| Many thanks for a detailed and thoughtful comment. > it is very fast and scales quite nicely on CPU with 4 threads (~ twice the speed), but not further (I tried it on a 64 cores box). Well, practically it does NOT scale even past 6 threads.
64 cores are just overkill, and most likely it will only hurt performance. > Not sure why since they seem to be using torch's native threading support.
> surprisingly, it is not that much faster when run on a GPU Probably for the same reason, you can speed up the NN only so much.
Realistically it can be made 2-3x faster still.

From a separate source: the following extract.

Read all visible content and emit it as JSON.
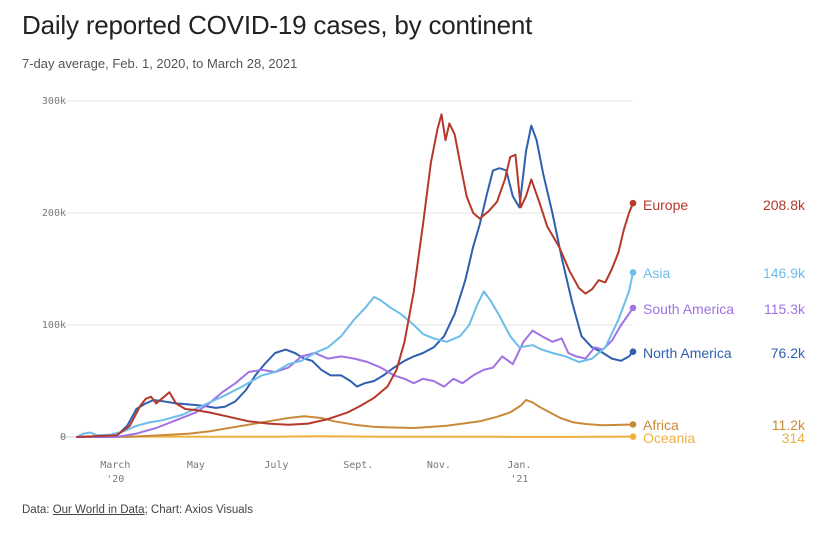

Also currently we abandoned batching, so GPUs are not really required at all. > the quality (as in: what I'm hearing, not a formally measured metric) is good but (YMMV) not as good as turtle. I believe the compute required during training and inference … may differ by 3 or 4 orders of magnitude (!). Also note, that some speakers and languages just sound better due to high quality of source material and the amount of work invested and polish. > it breaks with strange error messages if the text you feed it is too long Well, there should be a warning somewhere, but it works with text no longer than 512-1024 symbols. > there is mention of "a model for text repunctuation and recapitalization", which I wonder if it could be used to break a very long text (eg a book) into pieces that can be digested by the tts engine This model only restores some punctuation marks and capital letters. There are libraries like razdel for this - https://github.com/natasha/razdel |